A teoria processual brasileira privilegia a busca pela verdade real, ultrapassando a mera formalidade. Fazer valer o que está no papel é obrigação do órgão fiscalizatório competente. Como está hoje, a tabela não passa de ato burocrático para eximir a prefeitura de suas responsabilidades.
O descalabro ensejou a ADPF (arguição de descumprimento de preceito fundamental) 1.196, impetrada pelo PC do B junto ao Supremo Tribunal Federal, questionando a constitucionalidade de artigos das leis municipais 17.180/2019 e 16.703/2017, que autorizaram a concessão dos serviços funerários, por considerar que violam a dignidade da pessoa humana.
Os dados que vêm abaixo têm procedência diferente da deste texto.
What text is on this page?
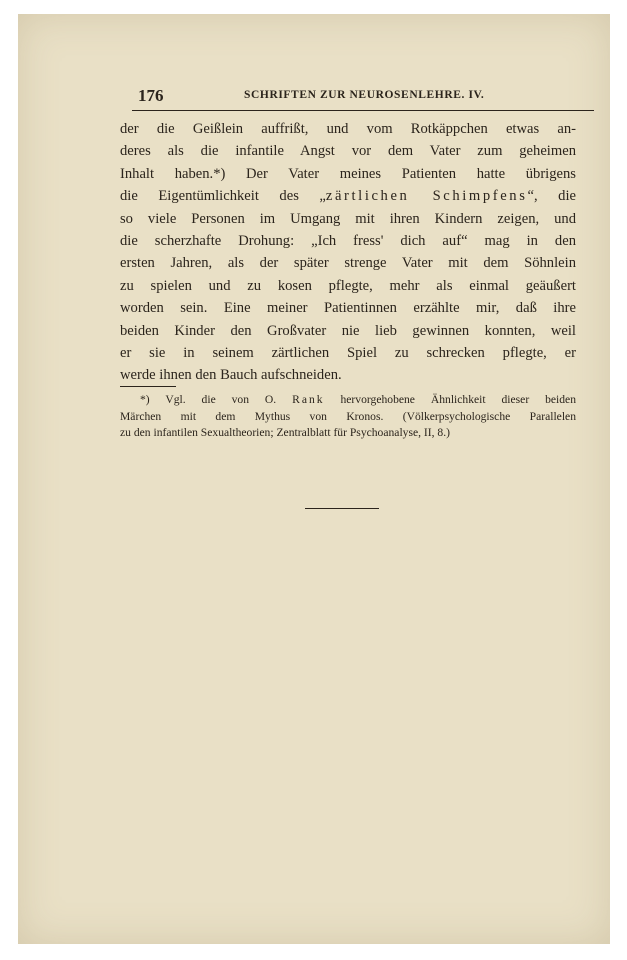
176	SCHRIFTEN ZUR NEUROSENLEHRE. IV.
der die Geißlein auffrißt, und vom Rotkäppchen etwas an-
deres als die infantile Angst vor dem Vater zum geheimen
Inhalt haben.*) Der Vater meines Patienten hatte übrigens
die Eigentümlichkeit des „zärtlichen Schimpfens“, die
so viele Personen im Umgang mit ihren Kindern zeigen, und
die scherzhafte Drohung: „Ich fress' dich auf“ mag in den
ersten Jahren, als der später strenge Vater mit dem Söhnlein
zu spielen und zu kosen pflegte, mehr als einmal geäußert
worden sein. Eine meiner Patientinnen erzählte mir, daß ihre
beiden Kinder den Großvater nie lieb gewinnen konnten, weil
er sie in seinem zärtlichen Spiel zu schrecken pflegte, er
werde ihnen den Bauch aufschneiden.
*) Vgl. die von O. Rank hervorgehobene Ähnlichkeit dieser beiden
Märchen mit dem Mythus von Kronos. (Völkerpsychologische Parallelen
zu den infantilen Sexualtheorien; Zentralblatt für Psychoanalyse, II, 8.)
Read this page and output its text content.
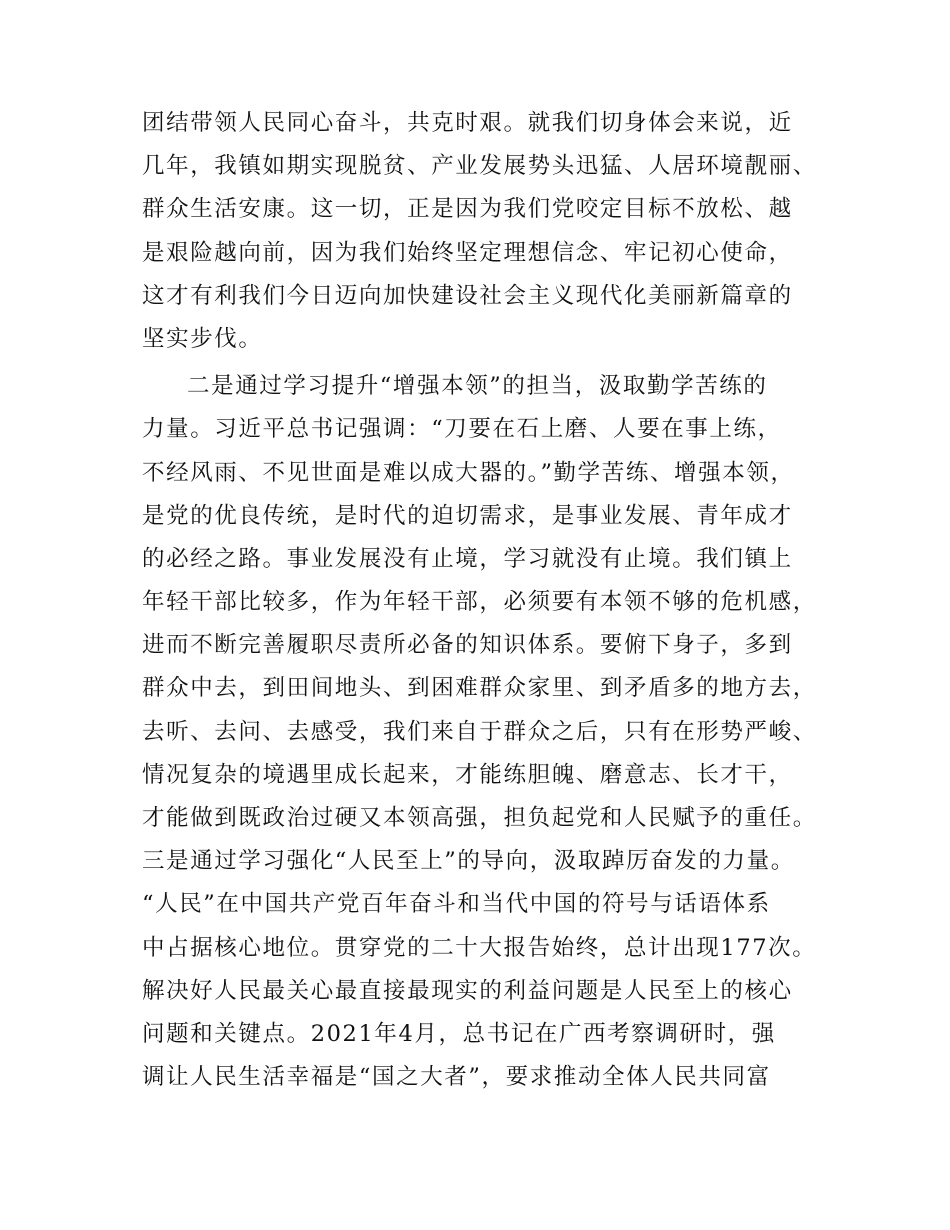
团结带领人民同心奋斗，共克时艰。就我们切身体会来说，近
几年，我镇如期实现脱贫、产业发展势头迅猛、人居环境靓丽、
群众生活安康。这一切，正是因为我们党咬定目标不放松、越
是艰险越向前，因为我们始终坚定理想信念、牢记初心使命，
这才有利我们今日迈向加快建设社会主义现代化美丽新篇章的
坚实步伐。
二是通过学习提升“增强本领”的担当，汲取勤学苦练的
力量。习近平总书记强调：“刀要在石上磨、人要在事上练，
不经风雨、不见世面是难以成大器的。”勤学苦练、增强本领，
是党的优良传统，是时代的迫切需求，是事业发展、青年成才
的必经之路。事业发展没有止境，学习就没有止境。我们镇上
年轻干部比较多，作为年轻干部，必须要有本领不够的危机感，
进而不断完善履职尽责所必备的知识体系。要俯下身子，多到
群众中去，到田间地头、到困难群众家里、到矛盾多的地方去，
去听、去问、去感受，我们来自于群众之后，只有在形势严峻、
情况复杂的境遇里成长起来，才能练胆魄、磨意志、长才干，
才能做到既政治过硬又本领高强，担负起党和人民赋予的重任。
三是通过学习强化“人民至上”的导向，汲取踔厉奋发的力量。
“人民”在中国共产党百年奋斗和当代中国的符号与话语体系
中占据核心地位。贯穿党的二十大报告始终，总计出现177次。
解决好人民最关心最直接最现实的利益问题是人民至上的核心
问题和关键点。2021年4月，总书记在广西考察调研时，强
调让人民生活幸福是“国之大者”，要求推动全体人民共同富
No dia 24 de novembro, o ministro Flávio Dino, do STF, concedeu medida cautelar para que as concessionárias pratiquem, no máximo, os valores anteriores à privatização, acrescidos pelo IPCA, decisão válida até o julgamento de mérito.
Em audiência de conciliação, a prefeitura apresentou a já referida tabela, insistindo na tese de que os preços hoje são mais baixos e os serviços são melhores do que antes. Alheio aos fatos, a administração Ricardo Nunes tenta impor a falsa narrativa de que as denúncias são falaciosas, que a medida judicial teve objetivos políticos e que a obediência à cautelar, na prática, causaria aumento.
A visão unilateral do município não proporcionou avanço. Nesta terça-feira (17), acontecerá nova rodada de diálogo, desta vez com o cotejo entre a tabela formal e os preços efetivamente praticados pelas concessionárias, para buscar medidas que impeçam a continuidade dos abusos contra a população.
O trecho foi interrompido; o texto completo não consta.